The US climbed from rank 43 to #1 in Brazilian shell egg exports through April 2026, reaching US$ 39.5 M FOB and a 25.2% share — up from near zero.
The United States was barely a footnote in Brazilian shell egg exports heading into 2025. By the first four months of 2026, it owned #1 on the destination ranking, holding 25.2% of everything Brazil shipped in the category. Forty-two positions gained in one cycle.
In the 2025 comparison period, US purchases totaled US$ 38,240 — a rounding error in any trade ledger. Through April 2026, that figure reached US$ 39.5 million, a climb of roughly 1,000×. That is not a demand signal; it is a structural shock response. Avian influenza swept through American poultry flocks across 2024 and into 2025, cutting domestic egg supply to levels that sent retail prices to records and forced the US to tap every available import source. Brazil was unusually well-positioned. Its flock was healthy, processing capacity underutilized, and MAPA-certified exporters already held valid sanitary authorizations for the US market — a clearance that takes months to obtain and that competitors scrambling to enter could not replicate overnight. The weak real relative to the dollar through the period added a price-competitiveness layer on top.

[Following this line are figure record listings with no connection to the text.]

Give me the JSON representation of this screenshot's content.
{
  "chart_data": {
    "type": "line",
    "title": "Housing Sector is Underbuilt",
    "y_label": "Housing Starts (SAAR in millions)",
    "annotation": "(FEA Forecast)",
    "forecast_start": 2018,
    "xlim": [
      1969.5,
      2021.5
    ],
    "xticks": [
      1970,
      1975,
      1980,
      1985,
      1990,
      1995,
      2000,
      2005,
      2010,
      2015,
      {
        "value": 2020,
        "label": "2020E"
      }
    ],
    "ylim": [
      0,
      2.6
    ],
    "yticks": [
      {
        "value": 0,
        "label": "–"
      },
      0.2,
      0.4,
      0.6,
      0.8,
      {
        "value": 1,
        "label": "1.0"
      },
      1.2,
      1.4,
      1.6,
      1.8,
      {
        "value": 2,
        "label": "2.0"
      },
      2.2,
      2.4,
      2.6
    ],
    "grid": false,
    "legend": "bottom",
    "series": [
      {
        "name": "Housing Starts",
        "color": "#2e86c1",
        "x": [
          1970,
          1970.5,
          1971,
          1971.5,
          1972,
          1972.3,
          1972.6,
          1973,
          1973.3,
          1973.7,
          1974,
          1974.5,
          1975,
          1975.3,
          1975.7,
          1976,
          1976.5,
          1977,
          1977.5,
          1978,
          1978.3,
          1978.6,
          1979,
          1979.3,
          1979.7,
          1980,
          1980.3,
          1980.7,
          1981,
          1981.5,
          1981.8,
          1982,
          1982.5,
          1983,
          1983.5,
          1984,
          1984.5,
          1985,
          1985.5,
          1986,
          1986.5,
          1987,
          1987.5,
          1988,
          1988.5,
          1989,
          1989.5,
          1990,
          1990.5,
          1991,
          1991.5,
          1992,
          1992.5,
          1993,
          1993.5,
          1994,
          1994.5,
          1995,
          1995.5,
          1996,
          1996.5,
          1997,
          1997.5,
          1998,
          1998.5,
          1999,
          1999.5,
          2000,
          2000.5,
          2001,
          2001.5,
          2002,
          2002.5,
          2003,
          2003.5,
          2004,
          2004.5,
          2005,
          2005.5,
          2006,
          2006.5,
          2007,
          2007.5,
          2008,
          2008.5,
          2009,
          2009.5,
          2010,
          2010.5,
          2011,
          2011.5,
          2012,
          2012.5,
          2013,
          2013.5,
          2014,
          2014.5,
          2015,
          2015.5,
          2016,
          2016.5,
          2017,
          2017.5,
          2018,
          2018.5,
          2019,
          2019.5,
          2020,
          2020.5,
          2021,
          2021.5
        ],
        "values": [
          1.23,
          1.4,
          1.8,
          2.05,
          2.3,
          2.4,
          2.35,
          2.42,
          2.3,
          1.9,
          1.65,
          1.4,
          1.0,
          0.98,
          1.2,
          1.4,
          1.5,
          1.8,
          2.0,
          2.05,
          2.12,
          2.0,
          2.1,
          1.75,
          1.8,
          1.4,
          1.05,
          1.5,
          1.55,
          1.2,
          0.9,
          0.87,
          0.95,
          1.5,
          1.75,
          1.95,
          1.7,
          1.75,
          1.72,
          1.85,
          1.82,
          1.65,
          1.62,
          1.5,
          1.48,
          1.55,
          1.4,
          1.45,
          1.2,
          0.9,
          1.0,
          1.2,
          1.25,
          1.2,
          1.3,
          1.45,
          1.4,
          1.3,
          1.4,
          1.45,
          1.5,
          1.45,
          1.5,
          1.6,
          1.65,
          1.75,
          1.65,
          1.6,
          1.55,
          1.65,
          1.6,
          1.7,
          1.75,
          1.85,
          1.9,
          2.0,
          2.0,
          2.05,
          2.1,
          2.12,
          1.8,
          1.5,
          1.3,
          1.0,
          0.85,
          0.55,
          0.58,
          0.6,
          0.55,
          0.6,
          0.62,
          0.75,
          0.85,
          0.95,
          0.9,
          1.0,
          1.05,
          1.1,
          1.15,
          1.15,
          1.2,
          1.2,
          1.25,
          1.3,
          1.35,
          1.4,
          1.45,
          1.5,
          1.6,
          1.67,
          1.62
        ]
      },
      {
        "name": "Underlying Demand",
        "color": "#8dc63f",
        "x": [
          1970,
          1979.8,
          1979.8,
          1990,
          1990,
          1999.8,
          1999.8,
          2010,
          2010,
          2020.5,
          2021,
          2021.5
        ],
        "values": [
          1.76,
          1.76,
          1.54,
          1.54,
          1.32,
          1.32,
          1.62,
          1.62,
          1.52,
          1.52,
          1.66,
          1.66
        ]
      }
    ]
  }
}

Mexico and Turkey also stepped up egg shipments to the US. But Brazil's 25.2% share suggests it was not a close race. That is roughly a quarter of the entire Brazilian export category going to a single destination — a concentration that would normally trigger risk flags but that, in this context, reflects a genuine demand vacuum. For context: Brazil is not the world's largest egg producer. China, India, the US itself, and the EU each produce multiples of Brazil's output. What Brazil had was availability, certification, and timing. Market-share stories in commodities are sometimes about structural edges. This one is about being ready when the window opened.
For Brazilian exporters tracking shell egg flows, the calculation on destination allocation shifted. Markets in South America and the Middle East — historically dominant on the Brazilian egg export list — now compete with a premium-priced, high-volume buyer. FOB price achieved for US-bound shipments through this window ran significantly above the global average. The risk is concentration in reverse. If US domestic flock recovery accelerates — and USDA producers are actively rebuilding — demand could retreat as fast as it appeared. Exporters who signed medium-term supply agreements early in the cycle are better insulated than those riding the spot market.
USDA's monthly Poultry Outlook updates flock size and egg production forecasts. Any uptick in US layer hen inventory is an early warning that the import window is narrowing. On the Brazilian side, MAPA certification maintenance is the single point of failure — one sanitary suspension can ground shipments in weeks. The last time Brazil moved this fast into a developed-market gap was the post-ASF pork cycle of 2019. That window closed within 18 months as Chinese and European production rebuilt. The egg trade may follow a similar arc.